Quand il n’y a qu’une heure, ce n’est pas assez, surtout si c’est loin. Mais quand on fait trois heures, ça va.
Il y a des gens qui sont agréables, il y en a qui le sont moins, mais il faut faire avec. De toute façon, ils sont chez eux, ils font ce qu’ils veulent.

Il y a des personnes pour qui vous travaillez depuis longtemps ?
Il y a une dame pour qui j’ai travaillé pendant dix-huit ans. Elle me faisait confiance, j’avais la clef, je rentrais. Mais à la fin, elle a perdu la tête, elle ne savait même plus si j’étais la femme de ménage, si j’étais sa fille, si j’étais sa belle-sœur. Un jour j’ai sonné à sa porte, j’ai crié dans la boîte aux lettres ... pas de réponse. J’ai sonné chez un voisin qui est passé par derrière.

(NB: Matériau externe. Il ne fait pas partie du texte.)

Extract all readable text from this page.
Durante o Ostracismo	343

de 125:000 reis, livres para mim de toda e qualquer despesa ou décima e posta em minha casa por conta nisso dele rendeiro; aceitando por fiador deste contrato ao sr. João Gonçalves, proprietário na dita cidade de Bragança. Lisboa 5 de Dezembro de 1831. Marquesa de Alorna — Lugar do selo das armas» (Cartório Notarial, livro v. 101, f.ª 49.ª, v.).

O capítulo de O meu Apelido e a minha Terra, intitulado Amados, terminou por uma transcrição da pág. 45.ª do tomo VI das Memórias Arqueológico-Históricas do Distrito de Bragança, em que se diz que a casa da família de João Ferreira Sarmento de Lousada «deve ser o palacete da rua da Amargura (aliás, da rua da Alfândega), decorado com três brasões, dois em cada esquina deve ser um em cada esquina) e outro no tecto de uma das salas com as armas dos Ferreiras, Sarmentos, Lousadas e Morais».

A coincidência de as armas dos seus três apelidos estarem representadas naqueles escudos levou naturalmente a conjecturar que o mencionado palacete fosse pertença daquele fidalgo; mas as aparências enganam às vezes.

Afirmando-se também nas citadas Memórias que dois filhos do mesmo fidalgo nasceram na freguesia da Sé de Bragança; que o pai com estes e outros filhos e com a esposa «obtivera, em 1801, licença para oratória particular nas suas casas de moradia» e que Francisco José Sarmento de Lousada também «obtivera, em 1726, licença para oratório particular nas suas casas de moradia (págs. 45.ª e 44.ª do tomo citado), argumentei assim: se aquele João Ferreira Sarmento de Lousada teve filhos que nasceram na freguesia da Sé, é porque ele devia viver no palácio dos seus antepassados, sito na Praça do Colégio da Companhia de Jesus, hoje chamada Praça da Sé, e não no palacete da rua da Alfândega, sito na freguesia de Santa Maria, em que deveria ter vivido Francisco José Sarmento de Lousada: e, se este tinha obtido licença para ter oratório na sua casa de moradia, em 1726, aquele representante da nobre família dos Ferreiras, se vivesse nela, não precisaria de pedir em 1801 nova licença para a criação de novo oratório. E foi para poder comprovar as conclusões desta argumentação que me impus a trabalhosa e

Elle était par terre, elle criait, elle s’était cassée l’épaule....

Et pour ce qui est du salaire ?
Le SMIC. Ce n’est pas beaucoup. On pourrait réclamer. D’autant que maintenant, on nous demande de faire le même travail qu’auparavant mais sur moins d’heures. Il ne faut pas perdre cinq minutes.
Ce n’est pas un métier suffisant pour vivre. Pour une personne qui a des enfants, c’est trop difficile de faire trente-cinq heures. Elle peut faire une vingtaine d’heures, ça donne un petit plus, c’est seulement un métier d’appoint.

Pendant les vingt ans où vous avez fait ce métier, vous avez quelquefois pensé à faire autre chose ?
Non. Et même si j’y avais pensé, ce n’était plus possible, trop difficile. J’avais déjà quarante ans et je n’ai que le certificat d’études.